Ainsley Harriott: Now it’s all about our calypso food

Sweet potatoes and mangoes aren't the mysterious crops they were when they first hit British shops. TV chef Ainsley Harriott says immigration has made everyone's plates tastier

My late mother and father’s generation were very much part of the Windrush exodus.

My mum came in 1947/48 and met my dad in 1950/51. It was “no blacks, no dogs, no Irish” and that sort of stuff so they did face discrimination. Not from everybody though.

I think people came here expecting that Britain’s streets would be paved with gold – you’d arrive here and everything would be given to you, handed to you on a plate. It wasn’t like that at all.

But I think the thing that really bought people together was food. Food was a great way of reminding people of home. A lot of the time they weren’t able to get hold of the produce.

Food brought people together in places like London, Bristol and Liverpool, where it was highly populated by black people.

I do remember growing up as a young child eating things like mangoes that my auntie had wrapped in her clothing. It was wrapped in private clothes hoping that customs wouldn’t go through stuff like that.

But they would be able to sneak in things like mangoes, coming from the Caribbean, which tasted like nothing I’ve ever tasted before. It was extraordinary.

Food brought people together in places like London, Bristol and Liverpool, where it was highly populated by black people. Suddenly there was demand for their type of food.

So you were able to walk down the road in London and go to Ron – I remember what he was like. “Alright love, lovely bit of yam here” – sometimes they were rotten but he would just chop off the rotten bit and give you the rest.

We all take sweet potatoes for granted now but the reality is that people used to look at it and ask if it was the same as what we could call the English or Irish potato back then. The sweet potato was completely alien.

When I think about the Windrush generation, they introduced those ground provisions, the root vegetables like the yam, dasheen, cassava, plantain, green banana.

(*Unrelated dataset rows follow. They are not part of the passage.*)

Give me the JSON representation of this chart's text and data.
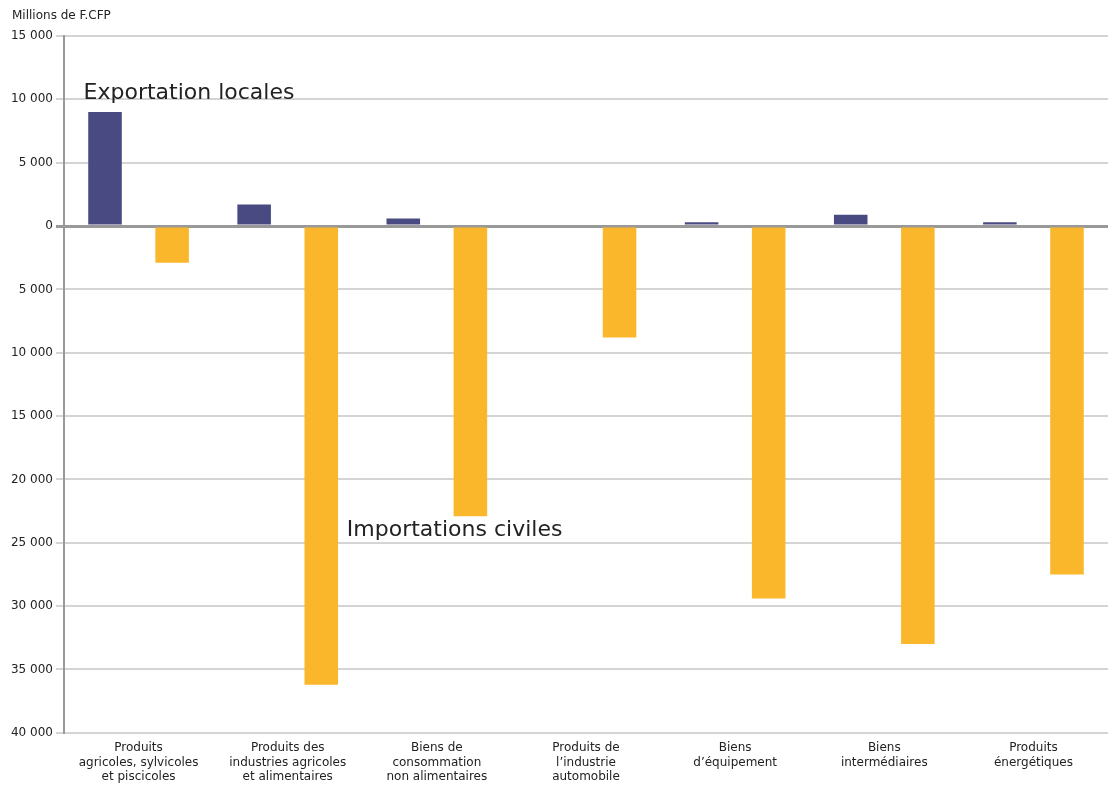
{
  "chart_data": {
    "type": "bar",
    "ylabel": "Millions de F.CFP",
    "categories": [
      "Produits\nagricoles, sylvicoles\net piscicoles",
      "Produits des\nindustries agricoles\net alimentaires",
      "Biens de\nconsommation\nnon alimentaires",
      "Produits de\nl’industrie\nautomobile",
      "Biens\nd’équipement",
      "Biens\nintermédiaires",
      "Produits\nénergétiques"
    ],
    "series": [
      {
        "name": "Exportation locales",
        "color": "#4a4a82",
        "values": [
          9000,
          1700,
          600,
          null,
          300,
          900,
          300
        ]
      },
      {
        "name": "Importations civiles",
        "color": "#fbb72c",
        "values": [
          -2900,
          -36200,
          -22900,
          -8800,
          -29400,
          -33000,
          -27500
        ]
      }
    ],
    "ylim": [
      -40000,
      15000
    ],
    "yticks": [
      {
        "value": -40000,
        "label": "40 000"
      },
      {
        "value": -35000,
        "label": "35 000"
      },
      {
        "value": -30000,
        "label": "30 000"
      },
      {
        "value": -25000,
        "label": "25 000"
      },
      {
        "value": -20000,
        "label": "20 000"
      },
      {
        "value": -15000,
        "label": "15 000"
      },
      {
        "value": -10000,
        "label": "10 000"
      },
      {
        "value": -5000,
        "label": "5 000"
      },
      0,
      {
        "value": 5000,
        "label": "5 000"
      },
      {
        "value": 10000,
        "label": "10 000"
      },
      {
        "value": 15000,
        "label": "15 000"
      }
    ],
    "grid": "y",
    "legend": false
  }
}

They all grow in abundance in the islands as we know, but were difficult to get here. But when that generation did get here not only did it combine people, but it made them feel stronger.

The dishes that we had back then – marinated calypso chicken comes to mind – you can’t beat it. Obviously braised oxtail too. Even in my new book I have dedicated a few recipes to my late mother because without that Caribbean influence I wouldn’t be talking about it.

I also think of the rice and peas, the ackee and saltfish on a Sunday too – there would be one traditional meal every Sunday.

The food would digress a little bit because a lot of immigrants who came to Britain and wanted to integrate, they went to church. So we would eat with the Chinese family, the Italian family, the Irish family, the Indian family – I was exposed to all these wonderful foods.

People say eating your own type of food is like going back to your mum for a good old Sunday roast.

You just feel healthier and stronger, like you can achieve anything after that. You’ll need to sleep first though – after one of my mum’s roast dinners you couldn’t move for a while. But I absolutely loved it.

Now I think people are a little bit fearful of that open-door policy.


In total, more than 92,000 people have sold The Big Issue since 1991 to help themselves work their way out of poverty – more than could fit into Wembley Stadium.

I went over to the Caribbean recently and spent six weeks there going from island to island. I was filming a new series of Ainsley’s Caribbean Kitchen.

Going over there and seeing each island was really close to my heart, I don’t know if I would ever have experienced that unless it was a TV series.

It was brilliant and a wonderful eye-opener as well as a wonderful way of showing people that Caribbean cooking is not just about rice and peas and jerk chicken. There’s so much to it. And I found so much about vegan and vegetarian dishes because those provisions I mentioned before are so versatile.

They were brilliant times because it was very much their food and our food.

Now I think it is all of our food. I think the whole culture is changing now and all you’ve got to do is pop out to your local high street now and you have 20 cuisines from 20 countries in front of you.

It’s changing rapidly. I love the idea of that.

Ainsley’s Caribbean Kitchen is published by Ebury on July 11.